Document management systems go to court

27.12.2005
Two proposed amendments to the federal Rules of Civil Procedure, if passed by Congress, will have a major impact on corporations and their IT departments. One expert I spoke with called the situation a legal Chernobyl.

The two proposals are specifically targeted at electronic discovery. First, the proposed amendments to Rule 26 will require attorneys for both parties to a litigation in Federal court to sit down prior to the proceedings to discuss their clients' document management systems. That's right; you read that correctly.

The rule also requires each company to designate a spokesperson for its IT group. This is the first time the courts are bringing IT directly into litigation, according to Trent Dickey, attorney with Sills, Cummis, Epstein & Gross.

Next up, Rule 37(f), also called a safe harbor rule, says that corporations that have lost information but have otherwise acted in good faith cannot be sanctioned. Congress is expected to take action on this rule, one way or the other, by December 2006.

It is probably easiest to comprehend the importance of the changes to Rules 26 and 37(f) by looking at what happens when you don't manage documents properly. In Zubulake v. UBS Warburg, the judge instructed the jury that it was legitimate to presume that the information Warburg could not provide due to lost backup tapes and e-mails was probably damaging to the company's case. Zubulake was awarded $20 million.

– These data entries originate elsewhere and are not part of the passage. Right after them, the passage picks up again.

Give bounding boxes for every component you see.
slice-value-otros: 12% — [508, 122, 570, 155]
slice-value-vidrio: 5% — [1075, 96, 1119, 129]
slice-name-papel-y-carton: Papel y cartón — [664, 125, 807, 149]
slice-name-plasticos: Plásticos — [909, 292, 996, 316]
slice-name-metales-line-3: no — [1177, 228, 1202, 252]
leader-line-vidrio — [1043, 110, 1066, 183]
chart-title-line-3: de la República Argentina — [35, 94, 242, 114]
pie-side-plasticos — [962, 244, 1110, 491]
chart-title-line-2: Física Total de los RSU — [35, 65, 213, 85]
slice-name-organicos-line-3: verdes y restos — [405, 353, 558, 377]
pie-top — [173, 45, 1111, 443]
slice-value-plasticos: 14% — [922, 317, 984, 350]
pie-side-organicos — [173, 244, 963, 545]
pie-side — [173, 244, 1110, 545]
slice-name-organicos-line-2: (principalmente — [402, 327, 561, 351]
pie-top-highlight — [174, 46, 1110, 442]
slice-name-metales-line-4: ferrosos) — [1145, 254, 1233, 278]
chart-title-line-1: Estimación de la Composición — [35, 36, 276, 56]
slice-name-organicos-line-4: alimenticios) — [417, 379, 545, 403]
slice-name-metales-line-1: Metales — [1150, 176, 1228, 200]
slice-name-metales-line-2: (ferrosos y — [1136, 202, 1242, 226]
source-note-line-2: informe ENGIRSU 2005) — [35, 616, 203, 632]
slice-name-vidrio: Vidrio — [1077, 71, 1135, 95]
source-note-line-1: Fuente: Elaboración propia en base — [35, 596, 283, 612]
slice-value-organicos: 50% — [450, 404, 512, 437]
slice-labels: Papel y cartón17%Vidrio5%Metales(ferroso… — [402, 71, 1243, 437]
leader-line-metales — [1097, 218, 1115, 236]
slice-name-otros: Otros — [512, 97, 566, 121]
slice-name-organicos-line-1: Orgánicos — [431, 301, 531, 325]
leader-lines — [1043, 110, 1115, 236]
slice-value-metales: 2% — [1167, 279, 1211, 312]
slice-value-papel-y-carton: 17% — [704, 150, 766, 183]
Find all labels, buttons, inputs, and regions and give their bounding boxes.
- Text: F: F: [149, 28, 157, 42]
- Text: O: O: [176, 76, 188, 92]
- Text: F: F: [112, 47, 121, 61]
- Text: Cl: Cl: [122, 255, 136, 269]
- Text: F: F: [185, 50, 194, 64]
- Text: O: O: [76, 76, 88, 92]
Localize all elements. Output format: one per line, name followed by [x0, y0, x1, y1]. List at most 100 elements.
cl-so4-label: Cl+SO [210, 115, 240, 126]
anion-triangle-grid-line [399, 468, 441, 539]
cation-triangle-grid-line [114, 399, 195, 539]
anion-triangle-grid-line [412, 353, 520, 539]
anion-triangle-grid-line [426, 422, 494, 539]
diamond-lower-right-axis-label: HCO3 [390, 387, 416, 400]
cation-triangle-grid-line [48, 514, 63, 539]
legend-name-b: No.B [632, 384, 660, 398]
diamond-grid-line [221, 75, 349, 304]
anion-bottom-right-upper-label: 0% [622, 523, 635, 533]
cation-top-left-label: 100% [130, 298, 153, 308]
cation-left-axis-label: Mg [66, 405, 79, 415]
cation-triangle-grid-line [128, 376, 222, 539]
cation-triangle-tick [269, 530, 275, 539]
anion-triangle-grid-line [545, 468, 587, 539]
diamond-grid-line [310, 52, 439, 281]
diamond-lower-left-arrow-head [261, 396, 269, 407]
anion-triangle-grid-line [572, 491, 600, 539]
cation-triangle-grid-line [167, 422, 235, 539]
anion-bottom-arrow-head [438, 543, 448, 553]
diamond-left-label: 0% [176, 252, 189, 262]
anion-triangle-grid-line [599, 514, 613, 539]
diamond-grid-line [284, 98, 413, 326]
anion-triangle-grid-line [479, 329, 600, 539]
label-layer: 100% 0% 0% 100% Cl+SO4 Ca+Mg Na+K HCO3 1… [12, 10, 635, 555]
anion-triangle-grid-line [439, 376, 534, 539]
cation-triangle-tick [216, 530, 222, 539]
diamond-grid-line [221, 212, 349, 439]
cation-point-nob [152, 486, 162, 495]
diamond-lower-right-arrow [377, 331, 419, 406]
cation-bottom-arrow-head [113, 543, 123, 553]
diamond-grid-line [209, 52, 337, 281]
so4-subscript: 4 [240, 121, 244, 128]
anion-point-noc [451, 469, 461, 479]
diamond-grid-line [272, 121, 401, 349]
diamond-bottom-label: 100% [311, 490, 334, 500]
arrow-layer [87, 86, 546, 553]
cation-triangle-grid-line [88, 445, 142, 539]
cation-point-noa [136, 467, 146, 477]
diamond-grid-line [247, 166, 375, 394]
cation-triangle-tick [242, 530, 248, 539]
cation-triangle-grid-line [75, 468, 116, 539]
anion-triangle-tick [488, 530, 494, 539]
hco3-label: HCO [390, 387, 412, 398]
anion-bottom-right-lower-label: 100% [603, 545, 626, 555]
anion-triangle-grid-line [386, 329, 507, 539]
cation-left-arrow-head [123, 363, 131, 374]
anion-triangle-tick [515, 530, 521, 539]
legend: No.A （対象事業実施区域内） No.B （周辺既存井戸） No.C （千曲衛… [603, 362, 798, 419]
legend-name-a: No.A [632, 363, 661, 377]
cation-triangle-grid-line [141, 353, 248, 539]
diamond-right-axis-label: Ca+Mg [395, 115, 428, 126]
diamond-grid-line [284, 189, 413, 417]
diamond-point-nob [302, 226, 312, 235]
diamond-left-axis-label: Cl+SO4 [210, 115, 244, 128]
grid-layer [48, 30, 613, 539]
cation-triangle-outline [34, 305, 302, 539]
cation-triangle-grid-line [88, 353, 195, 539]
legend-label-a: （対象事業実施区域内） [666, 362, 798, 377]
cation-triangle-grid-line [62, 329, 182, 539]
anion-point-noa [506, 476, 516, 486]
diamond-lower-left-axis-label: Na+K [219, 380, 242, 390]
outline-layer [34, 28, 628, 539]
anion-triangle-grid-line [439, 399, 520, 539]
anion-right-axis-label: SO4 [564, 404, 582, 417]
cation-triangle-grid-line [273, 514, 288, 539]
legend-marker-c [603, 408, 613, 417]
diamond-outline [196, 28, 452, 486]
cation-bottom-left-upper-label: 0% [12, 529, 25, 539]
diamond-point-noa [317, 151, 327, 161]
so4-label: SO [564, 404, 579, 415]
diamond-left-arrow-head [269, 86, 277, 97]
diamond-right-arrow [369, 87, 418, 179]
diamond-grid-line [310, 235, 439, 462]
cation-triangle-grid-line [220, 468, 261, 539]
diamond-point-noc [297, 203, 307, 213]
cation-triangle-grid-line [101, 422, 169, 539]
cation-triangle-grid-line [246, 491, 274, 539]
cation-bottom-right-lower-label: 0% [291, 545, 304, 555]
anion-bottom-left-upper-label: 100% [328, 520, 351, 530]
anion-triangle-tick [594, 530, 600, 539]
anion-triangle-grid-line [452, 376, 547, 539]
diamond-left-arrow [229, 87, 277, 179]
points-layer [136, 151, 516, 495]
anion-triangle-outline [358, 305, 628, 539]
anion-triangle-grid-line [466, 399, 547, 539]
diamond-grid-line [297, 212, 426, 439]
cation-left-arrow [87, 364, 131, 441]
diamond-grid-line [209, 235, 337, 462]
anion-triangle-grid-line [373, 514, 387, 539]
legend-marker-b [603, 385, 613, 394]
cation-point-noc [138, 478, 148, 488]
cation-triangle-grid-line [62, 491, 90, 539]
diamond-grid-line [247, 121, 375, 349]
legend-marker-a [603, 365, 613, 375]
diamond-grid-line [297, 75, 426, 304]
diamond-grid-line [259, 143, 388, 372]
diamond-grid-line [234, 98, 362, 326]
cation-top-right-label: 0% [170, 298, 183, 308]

According to Dickey, both this case and the more widely known Morgan Stanley case, which resulted in fines of $1.45 billion under similar circumstances, were decided 100 percent due to technology -- or rather, due to lack of good technology. If the changes to Rule 26 pass Congress and Rule 37(f) is shot down, next year there could be an awful lot of companies in the same boat as UBS Warburg and Morgan Stanley.